In the Dollar Shave Club, the diagnosis was that consumers were paying too much for razors.
The diagnosis in these examples is clear for all to see.
The guiding policy outlines the overall approach or policy that will be used to overcome the obstacles highlighted by the diagnosis. It is a guiding policy because it isn’t definitive, or even a prescribed list of actions, but a guide as to the direction of focus.
I think this is an important point to look at in more detail. We are not the complete masters we think we are, especially when it comes to predicting the future!
The guiding policy defines the areas the actions need to take place. For example, looking back at Apple and the diagnosis I mentioned above, you can that a guiding policy would have been along the very simple lines of reducing cost. Without further analysis, he wouldn’t know what costs to cut, but the guiding policy gave him that focus.
There is one other point to consider when it comes to creating a guiding policy and that is one of advantage. Overcoming the obstacles defined in diagnosis should be about exploiting or developing an advantage you already have. An advantage is a unique strength within your business. It could be financial stability or proprietary knowledge that you have. Whatever it is, using it could be the catapult you need to overcome the obstacles you face.
A coherent action or tactic is the missing piece in many crafted strategies and as I have already alluded to, its why they fail.
To take a step back for a second, a fundamental part of a business strategy should be action, it’s the definition of how something will be done.
A lot of strategies focus on the outcome, the long-term aim or goal that the business wants to achieve, not the actions they need to take to deliver that goal.
With that focus on action though comes another critical part that Richard addresses in his book, and that is making them coherent. I think this is as equally important as utilising advantage to leveraging success which I have just mentioned in the guiding policy section. Coherent actions are logical, joined up steps that work together to overcome the obstacles identified in the diagnosis.
When they are coherent the effect is significant as Walmart showed in the early 1980s. Each action, from installing barcode scanners to all the tills, creating a data hub, giving better data to suppliers, building a distribution hub and focusing on the size of the network that could access the distribution hub rather than the town size enabled Walmart to grow significantly.
Anyone of those steps in isolation wouldn’t have worked, as Walmart’s competitors showed. By making them coherent the effect was stunning and enabled Walmart to become the world’s biggest grocery retailer.
Back at the start of this article, I stated that I had felt compelled to write this article after I found the quote from Sun Tzu. The quote made me realise that businesses fail because of the fact that they don’t understand strategy or tactics and the part they play together.

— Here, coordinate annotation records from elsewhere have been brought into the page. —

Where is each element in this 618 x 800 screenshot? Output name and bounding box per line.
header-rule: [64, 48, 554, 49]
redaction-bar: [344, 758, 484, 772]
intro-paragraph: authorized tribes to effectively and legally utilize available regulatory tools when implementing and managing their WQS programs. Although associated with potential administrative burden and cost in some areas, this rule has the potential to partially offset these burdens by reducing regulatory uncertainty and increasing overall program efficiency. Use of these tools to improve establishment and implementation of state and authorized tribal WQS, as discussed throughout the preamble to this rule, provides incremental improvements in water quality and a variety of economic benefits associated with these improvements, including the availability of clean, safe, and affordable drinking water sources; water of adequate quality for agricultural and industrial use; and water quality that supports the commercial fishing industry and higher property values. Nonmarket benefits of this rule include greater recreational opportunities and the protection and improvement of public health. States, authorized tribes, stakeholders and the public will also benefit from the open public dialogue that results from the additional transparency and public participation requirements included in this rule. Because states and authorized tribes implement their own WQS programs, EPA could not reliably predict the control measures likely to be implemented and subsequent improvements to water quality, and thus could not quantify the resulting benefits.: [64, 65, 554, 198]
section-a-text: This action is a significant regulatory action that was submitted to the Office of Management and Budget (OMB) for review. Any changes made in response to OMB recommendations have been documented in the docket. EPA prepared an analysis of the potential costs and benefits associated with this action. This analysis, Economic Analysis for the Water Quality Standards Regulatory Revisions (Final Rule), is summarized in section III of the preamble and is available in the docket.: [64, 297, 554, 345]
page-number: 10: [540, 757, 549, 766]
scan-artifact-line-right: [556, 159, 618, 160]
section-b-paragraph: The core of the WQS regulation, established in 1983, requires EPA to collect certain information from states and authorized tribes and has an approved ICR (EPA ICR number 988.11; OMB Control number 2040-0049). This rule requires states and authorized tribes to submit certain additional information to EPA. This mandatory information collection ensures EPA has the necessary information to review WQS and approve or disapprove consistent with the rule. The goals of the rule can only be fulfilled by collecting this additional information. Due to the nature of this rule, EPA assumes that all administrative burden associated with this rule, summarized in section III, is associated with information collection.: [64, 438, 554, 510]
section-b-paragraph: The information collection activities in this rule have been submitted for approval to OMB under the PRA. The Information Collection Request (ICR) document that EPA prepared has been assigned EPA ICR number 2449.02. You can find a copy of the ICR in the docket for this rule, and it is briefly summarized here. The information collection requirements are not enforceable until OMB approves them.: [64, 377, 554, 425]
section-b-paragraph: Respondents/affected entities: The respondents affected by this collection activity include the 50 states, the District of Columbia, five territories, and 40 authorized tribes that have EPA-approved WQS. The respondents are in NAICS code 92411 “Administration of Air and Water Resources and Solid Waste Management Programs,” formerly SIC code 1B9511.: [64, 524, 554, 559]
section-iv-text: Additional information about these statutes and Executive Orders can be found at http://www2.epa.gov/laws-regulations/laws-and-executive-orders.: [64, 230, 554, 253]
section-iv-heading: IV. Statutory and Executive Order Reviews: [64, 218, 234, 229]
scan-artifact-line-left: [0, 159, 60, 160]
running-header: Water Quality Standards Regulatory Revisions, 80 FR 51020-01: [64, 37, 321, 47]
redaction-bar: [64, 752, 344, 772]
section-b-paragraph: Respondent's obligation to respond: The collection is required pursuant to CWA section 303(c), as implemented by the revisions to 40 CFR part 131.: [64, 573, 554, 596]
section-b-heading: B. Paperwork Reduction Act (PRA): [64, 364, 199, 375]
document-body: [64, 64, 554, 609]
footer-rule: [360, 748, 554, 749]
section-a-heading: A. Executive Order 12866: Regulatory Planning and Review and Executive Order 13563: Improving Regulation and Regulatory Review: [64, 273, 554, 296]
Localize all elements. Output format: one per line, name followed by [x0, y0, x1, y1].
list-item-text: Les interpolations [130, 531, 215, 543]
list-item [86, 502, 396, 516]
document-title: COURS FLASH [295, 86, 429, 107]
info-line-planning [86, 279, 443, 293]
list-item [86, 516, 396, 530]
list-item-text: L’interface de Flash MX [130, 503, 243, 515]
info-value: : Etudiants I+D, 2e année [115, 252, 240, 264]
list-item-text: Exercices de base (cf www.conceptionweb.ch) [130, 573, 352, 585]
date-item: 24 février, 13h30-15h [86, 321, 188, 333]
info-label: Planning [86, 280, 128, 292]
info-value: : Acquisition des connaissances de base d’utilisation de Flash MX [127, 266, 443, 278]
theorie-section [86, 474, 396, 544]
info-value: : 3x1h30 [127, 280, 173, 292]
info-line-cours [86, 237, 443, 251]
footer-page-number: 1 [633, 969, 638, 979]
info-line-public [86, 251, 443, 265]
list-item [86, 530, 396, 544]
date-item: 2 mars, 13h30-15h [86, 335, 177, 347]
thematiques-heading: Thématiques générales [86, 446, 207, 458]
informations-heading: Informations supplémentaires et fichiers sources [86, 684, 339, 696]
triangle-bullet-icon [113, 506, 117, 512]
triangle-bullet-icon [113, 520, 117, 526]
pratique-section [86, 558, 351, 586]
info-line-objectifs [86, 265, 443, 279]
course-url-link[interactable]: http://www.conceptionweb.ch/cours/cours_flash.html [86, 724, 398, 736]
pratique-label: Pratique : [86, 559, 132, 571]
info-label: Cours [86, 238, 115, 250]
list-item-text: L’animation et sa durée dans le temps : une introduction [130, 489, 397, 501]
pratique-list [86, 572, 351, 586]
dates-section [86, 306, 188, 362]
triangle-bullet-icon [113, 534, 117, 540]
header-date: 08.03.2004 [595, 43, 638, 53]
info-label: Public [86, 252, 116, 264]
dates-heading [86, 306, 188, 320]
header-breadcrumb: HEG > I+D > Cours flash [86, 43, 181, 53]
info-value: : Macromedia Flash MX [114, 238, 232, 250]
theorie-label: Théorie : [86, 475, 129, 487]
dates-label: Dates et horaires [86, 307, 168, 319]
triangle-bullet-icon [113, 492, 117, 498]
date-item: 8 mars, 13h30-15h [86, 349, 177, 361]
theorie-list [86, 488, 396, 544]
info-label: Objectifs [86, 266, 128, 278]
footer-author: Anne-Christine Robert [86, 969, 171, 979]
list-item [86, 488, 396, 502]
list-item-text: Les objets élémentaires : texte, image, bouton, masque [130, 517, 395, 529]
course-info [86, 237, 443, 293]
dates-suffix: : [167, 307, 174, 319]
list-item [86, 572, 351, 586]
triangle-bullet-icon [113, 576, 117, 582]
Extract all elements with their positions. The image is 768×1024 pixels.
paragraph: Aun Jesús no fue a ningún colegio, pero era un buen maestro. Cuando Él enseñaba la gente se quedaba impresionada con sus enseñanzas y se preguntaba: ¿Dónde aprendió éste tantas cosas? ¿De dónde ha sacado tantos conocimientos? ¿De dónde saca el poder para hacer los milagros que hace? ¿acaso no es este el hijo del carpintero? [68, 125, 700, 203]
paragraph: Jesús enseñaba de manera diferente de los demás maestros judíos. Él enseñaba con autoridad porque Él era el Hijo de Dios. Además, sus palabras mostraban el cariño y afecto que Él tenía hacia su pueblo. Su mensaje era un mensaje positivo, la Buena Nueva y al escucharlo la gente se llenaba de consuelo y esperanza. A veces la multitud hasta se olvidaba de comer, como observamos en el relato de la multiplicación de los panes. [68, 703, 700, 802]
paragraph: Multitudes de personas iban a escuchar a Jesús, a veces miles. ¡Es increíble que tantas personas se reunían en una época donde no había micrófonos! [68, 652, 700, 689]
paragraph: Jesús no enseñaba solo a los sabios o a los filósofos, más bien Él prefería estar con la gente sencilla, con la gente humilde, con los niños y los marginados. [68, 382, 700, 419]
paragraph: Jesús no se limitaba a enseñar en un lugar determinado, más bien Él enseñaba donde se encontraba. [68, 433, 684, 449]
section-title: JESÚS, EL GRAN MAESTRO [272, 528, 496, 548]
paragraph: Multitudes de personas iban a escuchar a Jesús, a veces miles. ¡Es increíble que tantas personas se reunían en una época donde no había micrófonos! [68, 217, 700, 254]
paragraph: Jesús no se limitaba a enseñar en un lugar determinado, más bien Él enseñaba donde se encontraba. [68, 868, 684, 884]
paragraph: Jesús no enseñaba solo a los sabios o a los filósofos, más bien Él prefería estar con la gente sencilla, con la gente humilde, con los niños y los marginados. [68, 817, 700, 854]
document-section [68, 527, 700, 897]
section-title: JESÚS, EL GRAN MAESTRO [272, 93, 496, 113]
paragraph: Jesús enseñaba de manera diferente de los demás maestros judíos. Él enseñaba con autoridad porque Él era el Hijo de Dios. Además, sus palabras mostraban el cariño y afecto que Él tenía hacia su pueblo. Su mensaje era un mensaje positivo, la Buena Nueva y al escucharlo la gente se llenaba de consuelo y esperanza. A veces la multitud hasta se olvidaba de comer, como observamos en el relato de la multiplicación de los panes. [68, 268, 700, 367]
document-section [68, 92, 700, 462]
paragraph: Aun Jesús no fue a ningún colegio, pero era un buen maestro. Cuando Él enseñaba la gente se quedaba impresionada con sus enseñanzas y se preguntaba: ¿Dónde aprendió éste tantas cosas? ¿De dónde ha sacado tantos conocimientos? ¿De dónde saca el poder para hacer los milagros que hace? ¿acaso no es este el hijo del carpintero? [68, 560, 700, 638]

I wanted to explain how they should and do fit together, and in Richard Rumelt’s book, his 3 step process demonstrates a practical way of achieving this.
The power of building a strategy using the three steps, a diagnosis, a guiding policy and coherent actions means that there is a logical path to follow.
Each step is a logical follow on from the previous one.
For me, apart from the ultimate test of whether the strategy delivers or not, a good strategy should make a great story, and the 3-step structure gives the framework for that story to flow. If you don’t have a story, maybe you don’t have a strategy…
How do you use Strategy and Tactics in business?